Golden Agri-Resources

OCBC on 10 June 2013

Golden Agri-Resources (GAR), being one of the largest palm oil plantation owners in the world, should benefit from the recent rebound in CPO (crude palm oil) prices to MYR2450/ton; we note that there is a strong historical correlation of nearly 0.78 between CPO prices and GAR share price. While the general outlook for commodities is still uncertain (as China’s economic growth continues to sputter along), we believe that headwinds appear to be dissipating. Furthermore, management remains fairly upbeat about its prospects as it continues to expand its integrated operation capabilities to benefit from the firm industry outlook. Maintain BUY with an unchanged S$0.63 fair value (based on 12.5x FY13F EPS).

Modest uptick in CPO prices
Golden Agri-Resources (GAR), being one of the largest palm oil plantation owners in the world, should benefit from the recent rebound in CPO (crude palm oil) prices to MYR2450/ton; this from a recent low of MYR2200/ton, buoyed by expectations of a potential fall in the CPO stockpiles in both Malaysia and Indonesia due to the upcoming Muslim holiday. 

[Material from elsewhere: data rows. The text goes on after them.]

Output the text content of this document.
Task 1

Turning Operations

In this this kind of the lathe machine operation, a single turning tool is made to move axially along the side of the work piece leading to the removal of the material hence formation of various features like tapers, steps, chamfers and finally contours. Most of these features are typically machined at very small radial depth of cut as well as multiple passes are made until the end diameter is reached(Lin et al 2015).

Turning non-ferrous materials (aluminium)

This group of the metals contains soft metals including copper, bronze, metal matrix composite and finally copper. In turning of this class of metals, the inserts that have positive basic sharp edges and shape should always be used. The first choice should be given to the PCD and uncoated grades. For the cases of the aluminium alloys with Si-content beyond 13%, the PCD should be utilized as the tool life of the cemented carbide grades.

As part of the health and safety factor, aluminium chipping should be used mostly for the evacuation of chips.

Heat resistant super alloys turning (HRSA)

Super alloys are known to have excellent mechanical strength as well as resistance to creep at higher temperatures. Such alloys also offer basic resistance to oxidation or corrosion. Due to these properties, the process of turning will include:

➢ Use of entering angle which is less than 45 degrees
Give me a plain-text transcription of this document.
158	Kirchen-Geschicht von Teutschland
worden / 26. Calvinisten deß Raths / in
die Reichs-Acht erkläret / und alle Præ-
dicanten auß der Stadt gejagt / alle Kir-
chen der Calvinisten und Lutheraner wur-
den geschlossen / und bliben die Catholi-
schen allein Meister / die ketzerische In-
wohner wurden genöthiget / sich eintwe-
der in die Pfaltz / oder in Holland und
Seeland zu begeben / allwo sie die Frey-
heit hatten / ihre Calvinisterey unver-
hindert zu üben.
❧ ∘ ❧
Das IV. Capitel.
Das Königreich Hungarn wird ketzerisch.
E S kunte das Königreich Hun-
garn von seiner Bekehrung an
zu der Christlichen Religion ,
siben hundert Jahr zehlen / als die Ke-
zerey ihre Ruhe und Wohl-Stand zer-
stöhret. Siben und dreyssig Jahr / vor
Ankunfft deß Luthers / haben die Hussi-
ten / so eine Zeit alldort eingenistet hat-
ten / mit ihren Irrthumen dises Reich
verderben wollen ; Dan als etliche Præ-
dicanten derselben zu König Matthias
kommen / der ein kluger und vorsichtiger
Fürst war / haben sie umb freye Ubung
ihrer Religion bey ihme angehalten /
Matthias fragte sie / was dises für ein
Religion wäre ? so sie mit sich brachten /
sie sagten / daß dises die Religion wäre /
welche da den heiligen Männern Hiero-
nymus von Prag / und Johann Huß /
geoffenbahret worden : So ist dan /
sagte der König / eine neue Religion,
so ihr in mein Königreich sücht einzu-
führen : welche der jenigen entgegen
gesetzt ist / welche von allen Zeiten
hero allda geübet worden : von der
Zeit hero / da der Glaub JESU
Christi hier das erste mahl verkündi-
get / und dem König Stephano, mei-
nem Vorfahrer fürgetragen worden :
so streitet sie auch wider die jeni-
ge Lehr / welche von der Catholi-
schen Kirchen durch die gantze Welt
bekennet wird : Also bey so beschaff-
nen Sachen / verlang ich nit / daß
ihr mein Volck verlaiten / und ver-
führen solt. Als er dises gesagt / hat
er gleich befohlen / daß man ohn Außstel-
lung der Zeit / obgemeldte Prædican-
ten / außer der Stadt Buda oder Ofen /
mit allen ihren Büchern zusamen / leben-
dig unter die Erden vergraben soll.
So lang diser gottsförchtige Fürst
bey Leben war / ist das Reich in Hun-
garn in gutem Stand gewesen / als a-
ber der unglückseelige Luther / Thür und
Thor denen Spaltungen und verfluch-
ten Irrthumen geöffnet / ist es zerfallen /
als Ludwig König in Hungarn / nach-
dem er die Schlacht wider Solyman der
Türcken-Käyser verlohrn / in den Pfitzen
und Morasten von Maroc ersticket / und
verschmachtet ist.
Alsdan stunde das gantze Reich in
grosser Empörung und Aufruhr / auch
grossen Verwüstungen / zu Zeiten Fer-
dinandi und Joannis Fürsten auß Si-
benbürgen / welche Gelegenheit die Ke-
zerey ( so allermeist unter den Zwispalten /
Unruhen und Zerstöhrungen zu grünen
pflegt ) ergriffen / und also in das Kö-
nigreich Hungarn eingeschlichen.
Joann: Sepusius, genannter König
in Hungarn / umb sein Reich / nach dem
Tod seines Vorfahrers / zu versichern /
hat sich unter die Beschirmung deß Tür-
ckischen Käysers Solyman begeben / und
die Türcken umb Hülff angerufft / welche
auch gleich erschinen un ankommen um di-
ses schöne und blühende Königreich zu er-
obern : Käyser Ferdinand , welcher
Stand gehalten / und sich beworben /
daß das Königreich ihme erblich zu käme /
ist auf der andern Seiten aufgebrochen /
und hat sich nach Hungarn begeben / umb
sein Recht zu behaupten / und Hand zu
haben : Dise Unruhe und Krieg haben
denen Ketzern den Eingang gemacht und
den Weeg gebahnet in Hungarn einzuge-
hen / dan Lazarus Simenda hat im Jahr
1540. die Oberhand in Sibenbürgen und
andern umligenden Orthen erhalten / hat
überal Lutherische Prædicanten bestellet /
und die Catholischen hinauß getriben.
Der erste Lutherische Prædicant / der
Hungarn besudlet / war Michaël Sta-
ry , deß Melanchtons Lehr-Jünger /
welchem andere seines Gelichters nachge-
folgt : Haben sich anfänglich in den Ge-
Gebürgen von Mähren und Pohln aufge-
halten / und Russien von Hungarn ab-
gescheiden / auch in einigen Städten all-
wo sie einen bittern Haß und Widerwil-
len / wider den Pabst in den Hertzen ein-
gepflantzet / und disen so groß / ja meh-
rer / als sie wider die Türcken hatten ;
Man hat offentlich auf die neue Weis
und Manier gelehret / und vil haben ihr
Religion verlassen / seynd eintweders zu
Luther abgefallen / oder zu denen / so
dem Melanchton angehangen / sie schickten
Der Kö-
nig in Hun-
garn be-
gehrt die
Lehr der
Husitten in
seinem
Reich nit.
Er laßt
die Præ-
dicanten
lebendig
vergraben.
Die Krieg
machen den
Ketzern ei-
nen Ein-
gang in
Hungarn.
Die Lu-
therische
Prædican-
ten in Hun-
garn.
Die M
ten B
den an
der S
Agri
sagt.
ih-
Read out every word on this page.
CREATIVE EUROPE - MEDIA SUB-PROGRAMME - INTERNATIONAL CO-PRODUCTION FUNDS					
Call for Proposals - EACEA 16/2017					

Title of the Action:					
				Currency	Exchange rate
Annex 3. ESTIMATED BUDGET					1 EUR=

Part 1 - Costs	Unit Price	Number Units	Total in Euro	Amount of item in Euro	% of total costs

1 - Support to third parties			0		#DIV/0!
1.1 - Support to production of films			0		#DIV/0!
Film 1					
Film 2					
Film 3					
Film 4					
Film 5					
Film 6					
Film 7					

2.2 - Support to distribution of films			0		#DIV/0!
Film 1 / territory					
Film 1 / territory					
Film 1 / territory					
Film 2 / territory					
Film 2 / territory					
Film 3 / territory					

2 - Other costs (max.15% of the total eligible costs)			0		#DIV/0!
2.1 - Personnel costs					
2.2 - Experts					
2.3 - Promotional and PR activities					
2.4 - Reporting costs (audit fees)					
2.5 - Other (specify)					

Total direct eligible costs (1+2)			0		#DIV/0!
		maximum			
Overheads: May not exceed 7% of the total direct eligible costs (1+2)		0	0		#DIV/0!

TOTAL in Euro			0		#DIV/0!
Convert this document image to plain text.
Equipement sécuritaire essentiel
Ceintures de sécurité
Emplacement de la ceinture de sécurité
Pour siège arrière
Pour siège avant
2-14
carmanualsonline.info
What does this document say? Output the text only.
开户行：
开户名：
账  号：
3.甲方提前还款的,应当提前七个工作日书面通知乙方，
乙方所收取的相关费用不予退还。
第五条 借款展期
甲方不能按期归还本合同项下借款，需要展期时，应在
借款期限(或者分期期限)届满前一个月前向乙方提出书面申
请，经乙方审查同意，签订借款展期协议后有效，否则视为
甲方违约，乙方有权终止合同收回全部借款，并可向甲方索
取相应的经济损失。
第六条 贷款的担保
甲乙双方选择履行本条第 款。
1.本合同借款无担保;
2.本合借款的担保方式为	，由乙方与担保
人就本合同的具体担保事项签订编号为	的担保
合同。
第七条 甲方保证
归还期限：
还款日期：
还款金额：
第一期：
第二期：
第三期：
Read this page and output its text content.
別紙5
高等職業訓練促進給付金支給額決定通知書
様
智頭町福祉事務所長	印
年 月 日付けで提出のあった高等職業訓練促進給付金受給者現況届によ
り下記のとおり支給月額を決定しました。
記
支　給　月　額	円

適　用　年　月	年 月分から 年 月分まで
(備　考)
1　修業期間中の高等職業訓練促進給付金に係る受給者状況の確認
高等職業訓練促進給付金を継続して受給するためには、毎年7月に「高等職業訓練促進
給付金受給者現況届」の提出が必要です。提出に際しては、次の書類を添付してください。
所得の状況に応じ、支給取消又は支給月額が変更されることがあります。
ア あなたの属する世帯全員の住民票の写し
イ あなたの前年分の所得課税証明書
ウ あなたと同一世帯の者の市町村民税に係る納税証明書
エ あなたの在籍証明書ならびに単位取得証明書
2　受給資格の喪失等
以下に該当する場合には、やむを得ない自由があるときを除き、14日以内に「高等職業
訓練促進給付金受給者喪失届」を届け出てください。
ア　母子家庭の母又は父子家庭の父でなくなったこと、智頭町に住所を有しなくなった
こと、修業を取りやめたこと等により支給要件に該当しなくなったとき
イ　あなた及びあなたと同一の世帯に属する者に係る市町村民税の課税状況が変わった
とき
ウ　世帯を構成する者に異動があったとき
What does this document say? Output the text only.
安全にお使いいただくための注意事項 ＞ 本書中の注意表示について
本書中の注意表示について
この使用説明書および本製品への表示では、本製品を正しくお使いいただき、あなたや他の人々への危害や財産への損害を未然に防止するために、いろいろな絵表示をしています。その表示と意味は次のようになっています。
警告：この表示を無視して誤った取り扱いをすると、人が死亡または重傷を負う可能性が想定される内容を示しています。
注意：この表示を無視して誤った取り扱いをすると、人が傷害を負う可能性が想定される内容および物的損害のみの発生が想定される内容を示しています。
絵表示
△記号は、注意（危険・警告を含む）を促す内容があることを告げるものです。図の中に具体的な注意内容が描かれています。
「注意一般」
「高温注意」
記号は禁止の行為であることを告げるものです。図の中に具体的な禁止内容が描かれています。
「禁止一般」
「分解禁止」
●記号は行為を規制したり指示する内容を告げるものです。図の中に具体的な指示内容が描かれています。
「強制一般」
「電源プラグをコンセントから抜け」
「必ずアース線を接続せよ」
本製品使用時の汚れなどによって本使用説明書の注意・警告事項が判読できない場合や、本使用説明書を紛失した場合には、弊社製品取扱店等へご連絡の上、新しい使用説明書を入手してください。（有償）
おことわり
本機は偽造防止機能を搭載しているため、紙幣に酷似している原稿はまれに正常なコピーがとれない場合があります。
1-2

Inventory already easing in 1Q13
Recall that GAR has already seen a sharp drop in its inventory in 1Q13, which fell by 122k tonnes to 398k tonnes by end-Mar. Management had also previously guided for the inventory overhang to clear by end 1H13 to around its usual holdings of about 320k tonnes. Management also noted that there appears to have been a substantial decline in inventories across the palm oil industry in Indonesia; it further believes that this will eventually be reflected in higher CPO prices down the road. 

Strong correlation between CPO prices and GAR share price
And because of the strong historical correlation of nearly 0.78 between CPO prices and GAR share price, we believe that a continued recovery in CPO prices should also lead to a corresponding rise in GAR share price. 

Maintain BUY with unchanged S$0.63 fair value
While the general outlook for commodities is still uncertain (as China’s economic growth continues to sputter along), we believe that headwinds appear to be dissipating. In 1Q13, its China operations had put in a much improved performance, turning in net profit of US$6m, compared to loss of US$23m in 4Q12, which GAR attributed to the result of a strengthening of the management team. Furthermore, management remains fairly upbeat about its prospects as it continues to expand its integrated operation capabilities to benefit from the firm industry outlook. Maintain BUY with an unchanged S$0.63 fair value (based on 12.5x FY13F EPS).